Many carriers and ISPs are rushing to provide other options. Most of the major carriers are rolling out some type of VPN-over-the-Internet service. In late 1997, AT&T announced a service that bypasses the VPN-over-the-Internet strategy-WorldNet Virtual Private Network Service, which AT&T says extends into 42 countries. AT&T guarantees business-class service because traffic is handled on AT&T's private IP backbone.
When New York-based Bertelsmann MediaSystems, part of the German entertainment giant Bertelsmann AG, began investigating remote access for its global empire, it had to first decide what its implementation strategy would be, says Schene Groom, project manager of global networking solutions. Bertelsmann recently acquired Random House and also owns a number of record labels, including BMG.
Bertelsmann MediaSystems functions as a centralized IT department for all of Bertelsmann's global companies. "We function a lot like an integrator; they can use us or not, so we have to be cost-effective," Groom says.

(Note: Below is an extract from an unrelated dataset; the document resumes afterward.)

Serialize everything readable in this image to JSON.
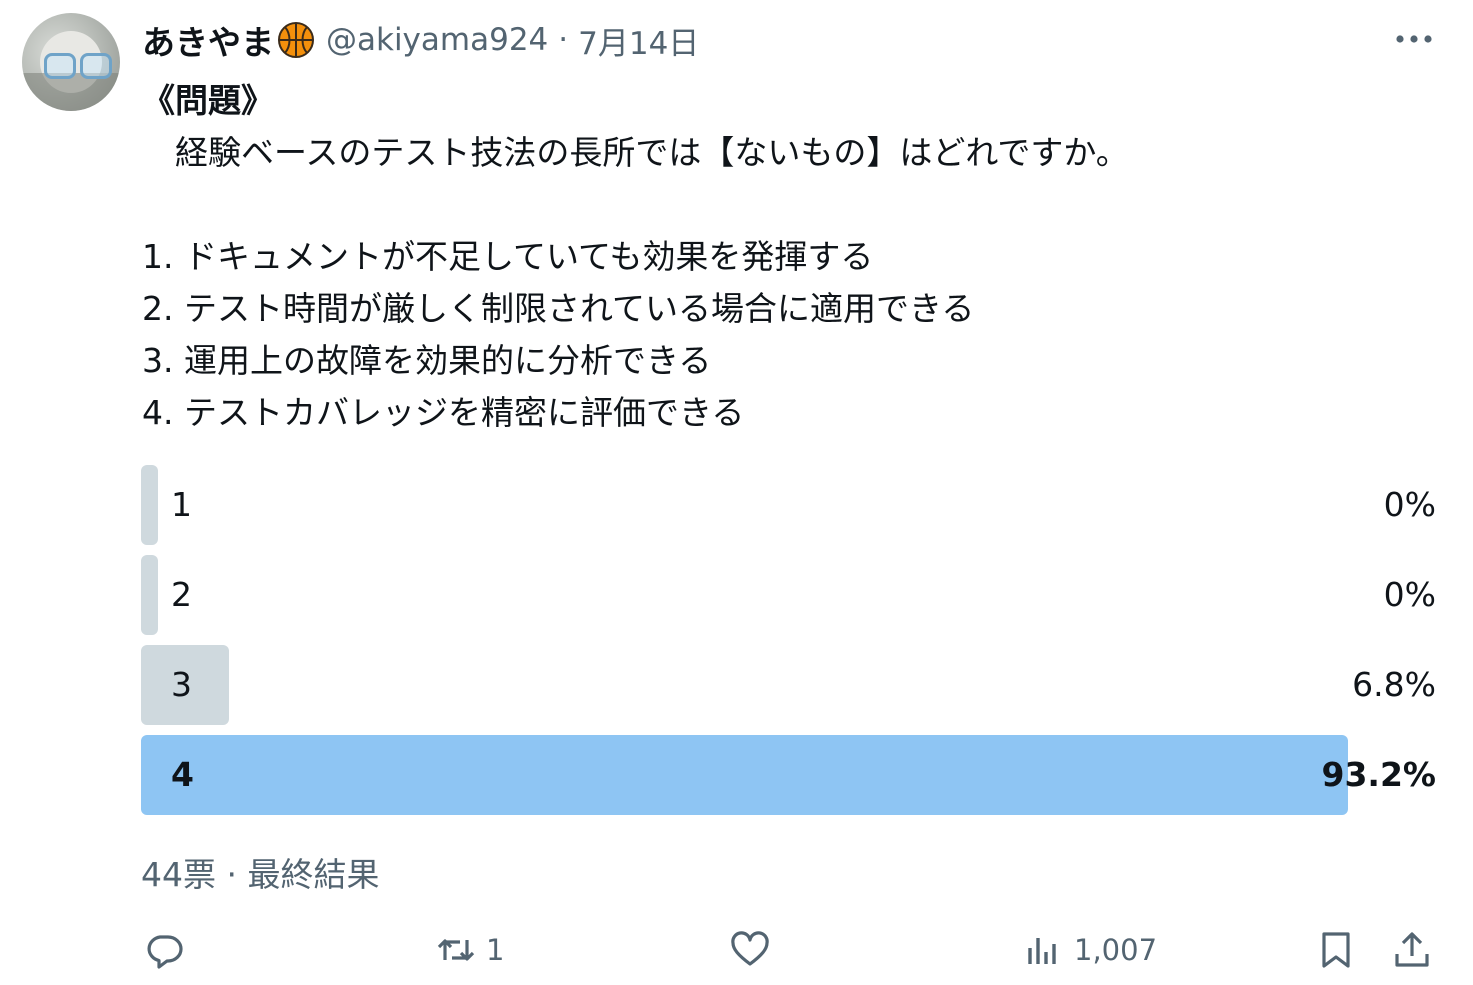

Groom explains that the company decided to implement remote access for 2,000 of its stateside workers in-house, primarily because of security and flexibility concerns. As far as security goes, if a company relies on a third-party provider for even part of its remote-access solution, there's no guarantee it will supply encryption, tunneling or some other means of securing connections, nor that it will allow only authorized personnel to access the corporate network. From a flexibility standpoint, relying on a third-party outsourcing firm means you'll likely be at its mercy when it comes to upgrades. If the provider doesn't offer a feature you'd like, you're out of luck.
The bottom line is that remote access, corporate portals and VPNs are here to stay. It may sometimes be difficult to quantify the costs and return on investment of these technologies, but that is the price that must be paid for remaining competitive. The key is a well-thought-out implementation, and remaining vigilant for hidden costs.